Have a complete first aid kit in the camper. Keep it well stocked with the necessities and add in the extras such as hay fever medication and antihistamine.

Fire is a real threat in a camper, so add an extra fire extinguisher and have another one in the tow vehicle. This will assist with fighting the fire from the outside. But remember, if you start feeling overwhelmed by the fire, get out and move to a safe area.

Hidden Gases In A Camper

Camper manufacturers have used materials that can be harmful to humans in the past. But as RVs and camper prices increase, manufacturers are now returning to using the cheaper solvents and glues. This is a real problem that can affect new and older campers. So if you are living in a camper for an extended period, you may be at risk of being over-exposed to these gases.
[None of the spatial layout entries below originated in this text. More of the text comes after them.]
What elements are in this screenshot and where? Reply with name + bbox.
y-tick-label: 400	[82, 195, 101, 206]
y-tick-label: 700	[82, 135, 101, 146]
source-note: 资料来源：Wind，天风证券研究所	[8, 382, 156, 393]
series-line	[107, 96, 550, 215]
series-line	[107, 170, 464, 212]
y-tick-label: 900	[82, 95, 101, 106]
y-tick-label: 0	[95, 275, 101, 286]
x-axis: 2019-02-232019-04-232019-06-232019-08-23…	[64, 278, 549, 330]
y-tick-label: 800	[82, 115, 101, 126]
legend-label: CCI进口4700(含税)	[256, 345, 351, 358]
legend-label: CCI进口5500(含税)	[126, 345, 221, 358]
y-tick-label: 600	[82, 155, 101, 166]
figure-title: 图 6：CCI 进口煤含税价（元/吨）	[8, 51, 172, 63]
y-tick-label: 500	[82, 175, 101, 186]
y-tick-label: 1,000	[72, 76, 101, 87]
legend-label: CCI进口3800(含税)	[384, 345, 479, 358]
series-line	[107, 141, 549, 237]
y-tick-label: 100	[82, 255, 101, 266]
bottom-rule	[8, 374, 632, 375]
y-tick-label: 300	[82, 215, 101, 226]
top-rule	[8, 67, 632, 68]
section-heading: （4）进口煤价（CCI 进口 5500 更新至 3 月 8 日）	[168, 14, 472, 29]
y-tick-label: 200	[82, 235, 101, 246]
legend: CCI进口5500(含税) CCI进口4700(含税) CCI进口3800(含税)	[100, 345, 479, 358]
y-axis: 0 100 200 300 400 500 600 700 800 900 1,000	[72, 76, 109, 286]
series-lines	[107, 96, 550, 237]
The primary substance to be wary of is formaldehyde, the liquid used for embalming. Formaldehyde is commonly used as a glue to bond wood and synthetics together. In this state, it is safe, but when the camper is standing in the hot sun for hours, it breaks down and releases toxic gas.

Formaldehyde has a very distinctive and notable smell, and your eyes will begin to tear up. In this event, do not enter the camper but rather walk away. The danger is when there is good ventilation in the camper, and the smell is not easily detected, be on the lookout for the following symptoms.

Symptoms of ingesting formaldehyde are:

  • Skin Irritations
  • Nausea
  • Headaches
  • Irritation of the throat, eye, and nose
  • Breathing difficulties

Contact a medical expert if you experience any of these symptoms while living in the camper. Most RV and camper dealerships will have a gas meter to detect if there are trace amounts of formaldehyde present.